Intellectual Property (IP) is one of the most emerging areas in law because of its economic exploitation. Some entities or persons may reap the benefits out of an IP on their own while some assign it to other entities or persons in consideration of royalty. The Intellectual Property Assignment Agreement facilitates the whole process by assigning the concerned IP to other through a contractual agreement. These are also known as Rights Agreements/IP Transfer Agreements.
The term “assignment” refers to the transfer of rights vested in the owner of an IP to other entity or person. It is basically a sale and purchase of IP rights. The IP may include copyrights, patents, trademarks, industrial designs or geographical indications. The person who assigns the IP is known as the Assignor and the person to whom such IP is assigned is known as the Assignee. Assignment is different from licensing as the former facilitates the transfer of ownership of such IP for indefinite or limited time period while the latter allows the transfer of limited rights for a particular amount of time and ownership is not actually transferred.
Standard Terms & Conditions of an IPAA
- It should be in writing,
- Requirements of a valid contract to be fulfilled under the Indian Contract Act, 1872,
- Identification of the assignor and assignee,
- Definitions containing general and technical terms used throughout the contract,
- Duly mention the IP to be assigned,
- It must specify all the rights (economic and moral) and obligations assigned to the assignee,
- Mention the liability and warranty in regards to the ownership of such IP,
- Indemnification in case the IP is infringed on a third party’s rights,
- The time duration of such assignment,
- Territorial extent of the assignment,
- Governing law over such agreement and dispute resolution,
- Payment of Stamp Duty on such assignment,
- A lump-sum amount or royalty payable to the assignor,
- Attachment of the list and description of IPs to be assigned.

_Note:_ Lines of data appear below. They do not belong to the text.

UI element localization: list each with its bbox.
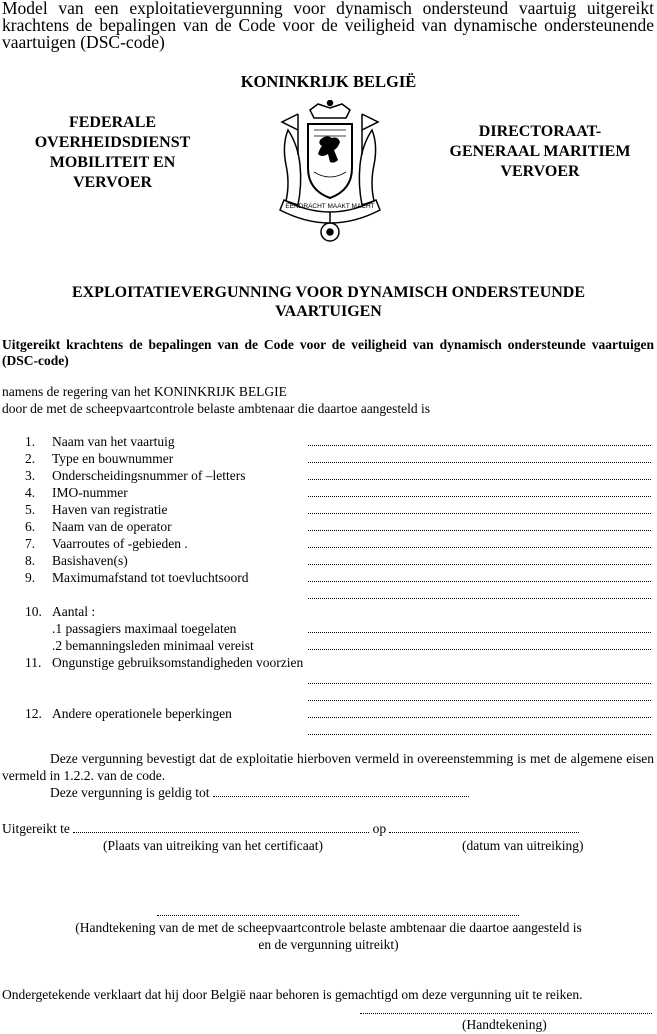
list-item: [0, 688, 657, 705]
fill-in-field[interactable]: [308, 452, 651, 463]
declarant-signature-field[interactable]: [360, 1003, 652, 1014]
fill-in-field[interactable]: [308, 503, 651, 514]
right-authority: DIRECTORAAT-GENERAAL MARITIEM VERVOER: [449, 123, 631, 180]
fill-in-field[interactable]: [308, 724, 651, 735]
fill-in-field[interactable]: [308, 707, 651, 718]
place-field[interactable]: [73, 821, 369, 833]
fill-in-field[interactable]: [308, 571, 651, 582]
list-item: 6. Naam van de operator: [0, 518, 657, 535]
left-authority: FEDERALE OVERHEIDSDIENST MOBILITEIT EN VERVOER: [34, 114, 191, 191]
valid-until-row: [2, 784, 654, 801]
list-item: 9. Maximumafstand tot toevluchtsoord: [0, 569, 657, 586]
certificate-subtitle: Uitgereikt krachtens de bepalingen van de Code voor de veiligheid van dynamisch ondersteunde vaartuigen (DSC-code): [2, 337, 654, 368]
list-item: [0, 722, 657, 739]
list-item: 1. Naam van het vaartuig: [0, 433, 657, 450]
list-item: 8. Basishaven(s): [0, 552, 657, 569]
date-field[interactable]: [389, 821, 579, 833]
official-signature-field[interactable]: [157, 905, 519, 916]
place-caption: (Plaats van uitreiking van het certificaat): [103, 838, 324, 853]
intro-text: Model van een exploitatievergunning voor dynamisch ondersteund vaartuig uitgereikt krachtens de bepalingen van de Code voor de veiligheid van dynamische ondersteunende vaartuigen (DSC-code): [2, 0, 654, 52]
on-behalf-text: [2, 383, 654, 417]
list-item: .2 bemanningsleden minimaal vereist: [0, 637, 657, 654]
fill-in-field[interactable]: [308, 588, 651, 599]
fill-in-field[interactable]: [308, 554, 651, 565]
on-behalf-line2: door de met de scheepvaartcontrole belaste ambtenaar die daartoe aangesteld is: [2, 401, 431, 416]
fill-in-field[interactable]: [308, 435, 651, 446]
on-behalf-line1: namens de regering van het KONINKRIJK BELGIE: [2, 384, 287, 399]
fill-in-field[interactable]: [308, 690, 651, 701]
confirmation-text: [2, 750, 654, 801]
fill-in-field[interactable]: [308, 469, 651, 480]
declaration-text: Ondergetekende verklaart dat hij door België naar behoren is gemachtigd om deze vergunning uit te reiken.: [2, 987, 583, 1002]
list-item: 2. Type en bouwnummer: [0, 450, 657, 467]
signature-caption-line1: (Handtekening van de met de scheepvaartcontrole belaste ambtenaar die daartoe aangesteld is: [75, 920, 582, 935]
list-item: [0, 586, 657, 603]
certificate-title: EXPLOITATIEVERGUNNING VOOR DYNAMISCH ONDERSTEUNDE VAARTUIGEN: [71, 284, 586, 320]
list-item: .1 passagiers maximaal toegelaten: [0, 620, 657, 637]
list-item: [0, 671, 657, 688]
issued-row: [2, 820, 654, 837]
list-item: 5. Haven van registratie: [0, 501, 657, 518]
official-signature-caption: [0, 919, 657, 953]
fill-in-field[interactable]: [308, 537, 651, 548]
list-item: 12. Andere operationele beperkingen: [0, 705, 657, 722]
fill-in-field[interactable]: [308, 639, 651, 650]
list-item: 3. Onderscheidingsnummer of –letters: [0, 467, 657, 484]
op-label: op: [372, 821, 387, 836]
issued-at-label: Uitgereikt te: [2, 821, 70, 836]
list-item: 10. Aantal :: [25, 604, 96, 619]
list-item: 7. Vaarroutes of -gebieden .: [0, 535, 657, 552]
date-caption: (datum van uitreiking): [462, 838, 584, 853]
kingdom-heading: KONINKRIJK BELGIË: [240, 72, 417, 91]
signature-caption-line2: en de vergunning uitreikt): [258, 937, 399, 952]
fill-in-field[interactable]: [308, 520, 651, 531]
fill-in-field[interactable]: [308, 673, 651, 684]
valid-until-label: Deze vergunning is geldig tot: [50, 785, 210, 800]
confirmation-paragraph: Deze vergunning bevestigt dat de exploitatie hierboven vermeld in overeenstemming is met de algemene eisen vermeld in 1.2.2. van de code.: [2, 751, 654, 783]
coat-of-arms-icon: [270, 100, 390, 245]
list-item: 4. IMO-nummer: [0, 484, 657, 501]
fill-in-field[interactable]: [308, 622, 651, 633]
list-item: 11. Ongunstige gebruiksomstandigheden voorzien: [25, 655, 304, 670]
handtekening-caption: (Handtekening): [462, 1017, 547, 1032]
fill-in-field[interactable]: [308, 486, 651, 497]
valid-until-field[interactable]: [213, 785, 469, 797]
crest-motto: EENDRACHT MAAKT MACHT: [285, 203, 375, 210]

Important Points to Remember
- Registration of IPAA for copyright is not compulsory.
- IPAA for geographical indication is expressly prohibited by law.
- Non-Payment of Stamp Duty does not invalidate the agreement.
Statutory Law References
- Sec. 2(h) of the Indian Contract Act, 1872
- Sec. 2(4) and 23 of the Indian Stamp Act, 1899
- Sec. 18, 19 & 19A of the Copyright Act, 1957
- Sec. 69 & 70 of the Patents Act, 1970
- Sec. 37 - 43 of the Trademarks Act, 1999
- Sec. 24 of the Geographical Indications of Goods (Registration and Protection) Act, 1999
- Sec. 30 of the Designs Act, 2000
- Sec. 21-24 of the Semiconductor Integrated Circuits Layouts Design Act, 2000
- Sec. 16 & 18 Plant Varieties and Farmers Rights Act, 2001
Important Do(s) and Don't(s)
- Before IPAA, it is better to conclude a Non-Disclosure Agreement in regards to the concerned IP,
- Register the IPAA with the concerned IP office with respect to the type of IP,
- For assignee, it is feasible to analyze the risks and due diligence involved in the assignment of IP so as to verify its ownership,
- Perform a valuation of the IP to be assigned in order to obtain a fair market price.
- Above all, lawyer consultation is necessary to draft the agreement so as to review the legalities.